Legal grounds for the emergence of a shareholder's right of claim
The subject of the agreement that citizens enter into with the developer is the mutual obligations of the parties:
- the shareholder undertakes to pay the cost of the future residential premises after the conclusion of the contract;
- the developer assumes the obligation to complete construction within the period established by the contract and transfer the finished object to buyers.
Thus, from the moment of payment of the required amount under the contract, citizens have the right to demand the transfer of finished residential premises to them within a specifically agreed period. Federal Law No. 218-FZ declares the presumption of integrity of the parties to shared construction, which implies the proper fulfillment of their obligations.
The right to demand the transfer of an object is guaranteed by law, and, therefore, can be a full-fledged way to ensure obligations to third parties. In practice, such security is realized by providing the bank with collateral when obtaining a mortgage loan.
Pledge of the right of claim by force of law
After concluding and registering an equity participation agreement, can a participant pledge his rights under it to a third party if the purchased property was paid for using funds from a bank or other credit organization? Answer: no.
Art. 77 of Law No. 102-FZ recognizes the property (or rights to it) as automatically pledged to the bank, whose funds were used to pay for its acquisition.
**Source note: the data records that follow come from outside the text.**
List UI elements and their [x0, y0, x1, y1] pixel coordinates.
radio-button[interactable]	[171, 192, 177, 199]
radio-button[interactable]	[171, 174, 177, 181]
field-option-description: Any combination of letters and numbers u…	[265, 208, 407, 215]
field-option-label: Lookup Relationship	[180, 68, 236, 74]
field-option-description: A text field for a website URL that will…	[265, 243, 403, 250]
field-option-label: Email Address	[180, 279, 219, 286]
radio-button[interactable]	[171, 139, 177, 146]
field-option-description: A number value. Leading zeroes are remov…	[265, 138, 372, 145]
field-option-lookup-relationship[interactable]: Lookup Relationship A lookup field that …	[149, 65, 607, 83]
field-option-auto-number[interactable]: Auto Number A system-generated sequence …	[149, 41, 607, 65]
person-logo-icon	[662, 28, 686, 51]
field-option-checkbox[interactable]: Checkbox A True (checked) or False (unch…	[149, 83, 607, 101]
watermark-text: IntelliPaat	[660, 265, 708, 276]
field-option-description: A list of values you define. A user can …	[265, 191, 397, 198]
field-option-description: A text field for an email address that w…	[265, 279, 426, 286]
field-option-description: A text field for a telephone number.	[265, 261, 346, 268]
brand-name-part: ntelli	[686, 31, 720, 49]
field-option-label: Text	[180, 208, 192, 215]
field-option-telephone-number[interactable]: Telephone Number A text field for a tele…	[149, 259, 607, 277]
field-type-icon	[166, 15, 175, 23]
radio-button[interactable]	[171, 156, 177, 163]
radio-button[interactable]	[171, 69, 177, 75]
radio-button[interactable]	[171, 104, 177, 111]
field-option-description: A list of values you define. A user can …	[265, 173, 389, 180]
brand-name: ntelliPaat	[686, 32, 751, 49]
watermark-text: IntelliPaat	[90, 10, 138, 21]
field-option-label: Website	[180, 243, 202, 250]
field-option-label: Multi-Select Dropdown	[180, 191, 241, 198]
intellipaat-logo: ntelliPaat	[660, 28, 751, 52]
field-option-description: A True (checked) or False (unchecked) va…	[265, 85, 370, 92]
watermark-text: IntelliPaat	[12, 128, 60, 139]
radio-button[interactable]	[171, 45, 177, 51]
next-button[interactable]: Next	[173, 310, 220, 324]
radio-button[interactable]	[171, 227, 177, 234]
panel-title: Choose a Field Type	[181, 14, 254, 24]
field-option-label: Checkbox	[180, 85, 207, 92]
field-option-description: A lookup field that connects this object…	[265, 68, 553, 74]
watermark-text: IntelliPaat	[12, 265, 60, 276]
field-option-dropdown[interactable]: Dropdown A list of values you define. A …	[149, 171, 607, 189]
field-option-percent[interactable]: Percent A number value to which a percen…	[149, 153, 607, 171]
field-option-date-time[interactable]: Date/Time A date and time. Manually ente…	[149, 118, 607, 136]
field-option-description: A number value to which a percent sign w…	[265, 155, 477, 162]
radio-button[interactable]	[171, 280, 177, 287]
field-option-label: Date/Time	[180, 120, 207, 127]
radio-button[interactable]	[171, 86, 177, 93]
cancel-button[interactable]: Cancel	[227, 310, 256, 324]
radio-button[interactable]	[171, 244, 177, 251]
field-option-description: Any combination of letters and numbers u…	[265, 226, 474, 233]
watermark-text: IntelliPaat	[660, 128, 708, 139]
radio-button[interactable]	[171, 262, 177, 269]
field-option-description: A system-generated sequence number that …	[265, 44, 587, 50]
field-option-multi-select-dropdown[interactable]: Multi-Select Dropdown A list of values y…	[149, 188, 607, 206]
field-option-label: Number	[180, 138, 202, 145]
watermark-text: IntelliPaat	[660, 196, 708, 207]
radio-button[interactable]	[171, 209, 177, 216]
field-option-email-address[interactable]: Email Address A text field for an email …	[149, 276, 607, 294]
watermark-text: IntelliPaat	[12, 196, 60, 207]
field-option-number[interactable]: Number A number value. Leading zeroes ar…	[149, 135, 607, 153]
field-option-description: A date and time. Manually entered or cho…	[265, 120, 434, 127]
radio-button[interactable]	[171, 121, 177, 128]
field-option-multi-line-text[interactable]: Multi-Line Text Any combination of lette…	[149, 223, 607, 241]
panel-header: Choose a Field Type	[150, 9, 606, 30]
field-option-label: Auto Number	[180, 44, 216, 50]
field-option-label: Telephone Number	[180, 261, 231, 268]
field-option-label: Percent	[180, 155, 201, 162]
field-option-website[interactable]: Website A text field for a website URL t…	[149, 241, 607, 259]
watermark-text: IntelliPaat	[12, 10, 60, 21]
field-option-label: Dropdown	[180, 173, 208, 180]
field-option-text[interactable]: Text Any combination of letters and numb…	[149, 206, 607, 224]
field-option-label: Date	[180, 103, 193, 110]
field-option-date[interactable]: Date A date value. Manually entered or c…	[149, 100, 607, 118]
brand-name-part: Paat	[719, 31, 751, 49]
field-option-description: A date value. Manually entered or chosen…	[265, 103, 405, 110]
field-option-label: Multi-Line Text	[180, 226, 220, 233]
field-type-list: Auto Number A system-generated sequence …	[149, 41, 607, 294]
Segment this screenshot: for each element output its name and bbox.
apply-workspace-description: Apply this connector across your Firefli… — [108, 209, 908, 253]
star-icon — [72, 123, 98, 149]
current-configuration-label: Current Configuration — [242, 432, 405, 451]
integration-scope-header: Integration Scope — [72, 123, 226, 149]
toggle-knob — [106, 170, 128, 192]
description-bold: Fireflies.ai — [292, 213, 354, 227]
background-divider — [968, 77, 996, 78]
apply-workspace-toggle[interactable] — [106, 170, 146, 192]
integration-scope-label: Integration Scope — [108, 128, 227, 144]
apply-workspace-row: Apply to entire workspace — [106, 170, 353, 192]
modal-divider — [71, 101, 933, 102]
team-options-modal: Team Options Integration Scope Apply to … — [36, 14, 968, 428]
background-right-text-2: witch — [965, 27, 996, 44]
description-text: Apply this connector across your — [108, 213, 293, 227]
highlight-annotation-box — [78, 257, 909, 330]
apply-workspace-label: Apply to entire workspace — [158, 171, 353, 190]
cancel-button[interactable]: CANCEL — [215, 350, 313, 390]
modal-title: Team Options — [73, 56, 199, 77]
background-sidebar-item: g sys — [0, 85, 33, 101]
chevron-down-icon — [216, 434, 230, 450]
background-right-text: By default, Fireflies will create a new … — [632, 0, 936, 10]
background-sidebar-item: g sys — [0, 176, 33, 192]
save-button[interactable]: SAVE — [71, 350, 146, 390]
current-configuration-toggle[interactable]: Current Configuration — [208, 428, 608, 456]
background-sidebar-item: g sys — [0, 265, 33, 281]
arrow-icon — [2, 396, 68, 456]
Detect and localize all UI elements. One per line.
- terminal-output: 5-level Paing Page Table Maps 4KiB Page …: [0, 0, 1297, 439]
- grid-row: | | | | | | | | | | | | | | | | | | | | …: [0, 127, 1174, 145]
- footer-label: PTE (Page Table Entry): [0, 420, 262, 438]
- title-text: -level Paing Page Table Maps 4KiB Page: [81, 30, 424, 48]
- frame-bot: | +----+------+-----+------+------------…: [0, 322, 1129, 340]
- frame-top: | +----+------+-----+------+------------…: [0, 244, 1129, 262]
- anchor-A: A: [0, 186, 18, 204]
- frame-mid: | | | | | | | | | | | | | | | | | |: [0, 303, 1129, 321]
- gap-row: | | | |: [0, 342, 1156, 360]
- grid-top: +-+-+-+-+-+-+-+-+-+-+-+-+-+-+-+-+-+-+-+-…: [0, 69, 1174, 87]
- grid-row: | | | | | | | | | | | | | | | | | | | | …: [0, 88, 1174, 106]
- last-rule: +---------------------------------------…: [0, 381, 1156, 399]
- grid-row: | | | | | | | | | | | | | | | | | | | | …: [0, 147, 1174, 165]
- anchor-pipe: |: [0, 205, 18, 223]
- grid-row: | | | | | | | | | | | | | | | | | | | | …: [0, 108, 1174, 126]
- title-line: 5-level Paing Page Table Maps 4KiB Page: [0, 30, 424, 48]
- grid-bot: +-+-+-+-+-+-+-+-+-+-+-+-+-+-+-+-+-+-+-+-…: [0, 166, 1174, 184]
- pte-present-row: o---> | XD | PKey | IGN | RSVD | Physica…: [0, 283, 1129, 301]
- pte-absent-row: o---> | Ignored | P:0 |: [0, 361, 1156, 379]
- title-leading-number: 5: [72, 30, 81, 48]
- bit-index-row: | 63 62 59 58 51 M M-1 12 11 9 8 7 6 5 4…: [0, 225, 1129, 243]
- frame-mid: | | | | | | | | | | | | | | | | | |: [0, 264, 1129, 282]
IMPORTANT! For such a pledge (in Article 334.1 of the Civil Code of the Russian Federation it is called a pledge based on the law) no separate agreement is required. Information about such a pledge will be entered into the real estate register (USRN) simultaneously with the registration of the shared construction agreement (Resolution of the Presidium of the Supreme Arbitration Court of the Russian Federation dated January 25, 2011 No. 13905/10).
Thus, it will not be possible to pledge rights that are already pledged to the bank or other person who paid for the purchase a second time.
Do not pay the new creditor until written notice is received
The debtor is not required to pay the new creditor until he receives written notice of the assignment. The notice must make it clear to whom, where and how much to pay. The debtor is not required to find a new creditor. This also applies to the assignment of non-monetary rights, for example, the delivery of goods to a new buyer.
The debtor is considered to have received the notice if the creditors sent it by mail, but he did not go to the branch to sign for the letter. This follows from paragraph 67 of the Resolution of the Plenum of the Armed Forces of the Russian Federation dated June 23, 2015 No. 25.
When a letter of assignment has arrived from a new creditor and the debtor suspects fraud, you can ask for an agreement signed by the old debtor. Until the new creditor proves that he has bought the right, the debtor may not pay. But if the notification was sent by the old creditor, it is considered that the debtor was notified and there can be no doubt. The old creditor is not required to show the assignment agreement.
If the notice is late or its contents are unclear, the debtor pays the old creditor. Then the creditors sort things out among themselves.